Required Number of Lymph Nodes

It is clear in the literature that as many lymph nodes as possible should be evaluated to determine the N stage.40, 41, 42, 43, 44 Fat clearing does help in some cases, but is not required and is not the standard of care in most institutions. AJCC TNM 7th edition requires at least 10–14 lymph nodes in colon cancer,3 while CAP suggests regrossing when less than 12 nodes are identified.45, 46 Even if less than the suggested number of lymph nodes is identified, then the tumor should still be given an N stage rather than designated Nx.

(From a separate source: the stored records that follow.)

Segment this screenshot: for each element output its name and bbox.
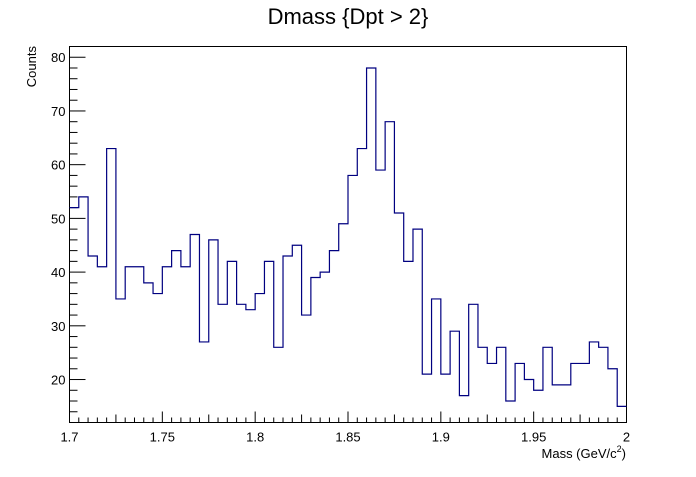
x-axis-label-close: ) [622,446,626,461]
x-axis-label: Mass (GeV/c2) [542,444,626,461]
histogram-bin [413,229,422,422]
histogram-bin [608,369,617,423]
histogram-bin [617,406,626,422]
histogram-bin [237,304,246,422]
histogram-bin [144,283,153,423]
histogram-bin [422,374,431,422]
x-tick-label: 1.7 [60,430,78,445]
histogram-bin [283,256,292,423]
x-axis-label-superscript: 2 [617,444,622,454]
y-axis-label: Counts [24,46,39,88]
histogram-bin [534,390,543,422]
histogram-bin [320,272,329,422]
histogram-bin [172,251,181,423]
histogram-bin [432,299,441,423]
histogram-bin [376,170,385,422]
histogram-bin [107,149,116,423]
histogram-bin [441,374,450,422]
y-tick-label: 80 [51,50,65,65]
histogram-bin [562,385,571,423]
histogram-bin [571,363,580,422]
histogram-bin [357,149,366,423]
histogram-bin [450,331,459,422]
histogram-bin [181,267,190,423]
histogram-bin [524,380,533,423]
histogram-bin [97,267,106,423]
histogram-bin [125,267,134,423]
y-tick-label: 60 [51,158,65,173]
histogram-bin [264,261,273,422]
x-tick-label: 1.9 [432,430,450,445]
x-tick-label: 1.8 [246,430,264,445]
histogram-bin [190,235,199,423]
histogram-bin [348,175,357,422]
histogram-bin [302,315,311,422]
histogram-bin [478,347,487,422]
histogram-bin [367,68,376,423]
histogram-bin [487,363,496,422]
histogram-bin [552,385,561,423]
histogram-bin [274,347,283,422]
y-tick-label: 70 [51,104,65,119]
histogram-bin [88,256,97,423]
histogram-bin [515,363,524,422]
histogram-bin [506,401,515,422]
histogram-bin [469,304,478,422]
histogram-bin [580,363,589,422]
histogram-bin [339,224,348,423]
y-tick-label: 40 [51,265,65,280]
histogram-bin [218,304,227,422]
histogram-bin [162,267,171,423]
histogram-bin [543,347,552,422]
histogram-bin [199,342,208,423]
histogram-bin [116,299,125,423]
x-tick-label: 2 [623,430,630,445]
x-tick-label: 1.75 [150,430,175,445]
histogram-bin [385,122,394,423]
histogram-bin [329,251,338,423]
histogram-bin [227,261,236,422]
x-axis-label-main: Mass (GeV/c [542,446,618,461]
histogram-bin [394,213,403,422]
y-tick-label: 30 [51,319,65,334]
histogram-bin [497,347,506,422]
histogram-bin [311,277,320,422]
histogram-bin [209,240,218,423]
histogram-bin [246,310,255,423]
histogram-bin [255,294,264,423]
axis-ticks: 1.7 1.75 1.8 1.85 1.9 1.95 2 20 30 40 50 60 70 80 [51,46,630,445]
histogram-bin [589,342,598,423]
x-tick-label: 1.85 [335,430,360,445]
histogram-bin [79,197,88,423]
histogram-bin [404,261,413,422]
histogram-outline [69,67,627,407]
histogram-bin [134,267,143,423]
histogram-bin [599,347,608,422]
y-tick-label: 50 [51,211,65,226]
histogram-bin [459,396,468,423]
histogram-bin [292,245,301,422]
chart-title: Dmass {Dpt > 2} [268,4,429,29]
y-tick-label: 20 [51,373,65,388]
histogram-bin [153,294,162,423]
x-tick-label: 1.95 [521,430,546,445]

It has been shown that many factors affect lymph node recovery including the experience/diligence of the surgeon and grossing pathologist; patient age, gender, body habitus, immune response; and tumor site, size and length of colon resected. Additionally, the current classification of deposits that were previously called lymph nodes as tumor deposits has caused a reduction in the number of lymph nodes harvested in some cases. Several recent papers have suggested the usefulness of the lymph node ratio rather than the total number of involved lymph nodes.47, 48, 49, 50 This is not currently recommended but is an issue that may be considered for staging in the future.

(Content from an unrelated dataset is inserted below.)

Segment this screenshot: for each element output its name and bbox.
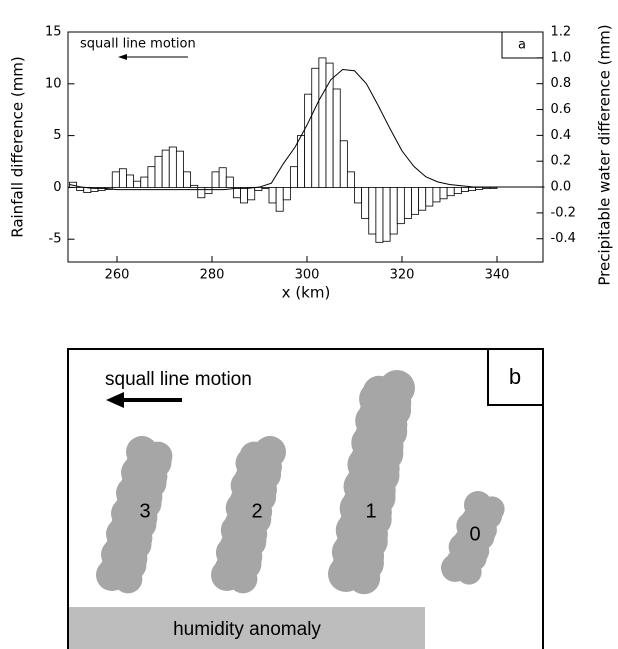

There is no minimum number of lymph nodes suggested for rectal cancer after neoadjuvant chemoradiation therapy. As many lymph nodes as possible should still be evaluated, however, it has been shown that the number of lymph nodes is reduced in these cases.51, 52 A recent study by de Campos-Lobato et al45 concluded that the identification of less than 12 lymph nodes may be a marker of higher tumor response and decreased local recurrences. They studied 237 patients treated with neoadjuvant chemoradiation followed by total mesorectal excision and compared outcome in those with less than 12 lymph nodes with those with greater than or equal to 12 lymph nodes harvested. No significant differences were seen between the groups in overall survival, cancer-specific mortality, cancer-free survival, and distant recurrences; however, the local recurrences were significantly lower in the less than 12 lymph nodes recovered group.

Conclusions

Proper and standardized pathologic staging is vital for prognostic assessment and impacts therapeutic decisions. There remain challenges in uniformity and definition in several areas. It is clear that serosal involvement in colon cancer is underdiagnosed, associated with decreased survival, and may impact additional therapy decisions. Although careful sampling and sectioning are helpful in some cases, challenges remain in the interpretation of surrogate markers for serosal involvement, such as tumor within 1 mm of the serosal surface with a reaction and invasion of the elastic lamina. Some unique issues in rectal cancer include the presence of serosa in proximal tumors and post-neoadjuvant effects. It is important to remember that tumor should be staged based on viable tumor cells rather than acellular mucin pools. Additionally, tumor response should be graded only in the primary tumor and not in lymph nodes or metastatic sites. Tumor deposits remain a difficult area but should be documented when present. The number of deposits should not be added to the total number of positive lymph nodes, and the N1c designation should only be used in cases without any positive lymph nodes. AJCC 8th edition will likely address some of these issues leading to some clarification while introducing new challenges.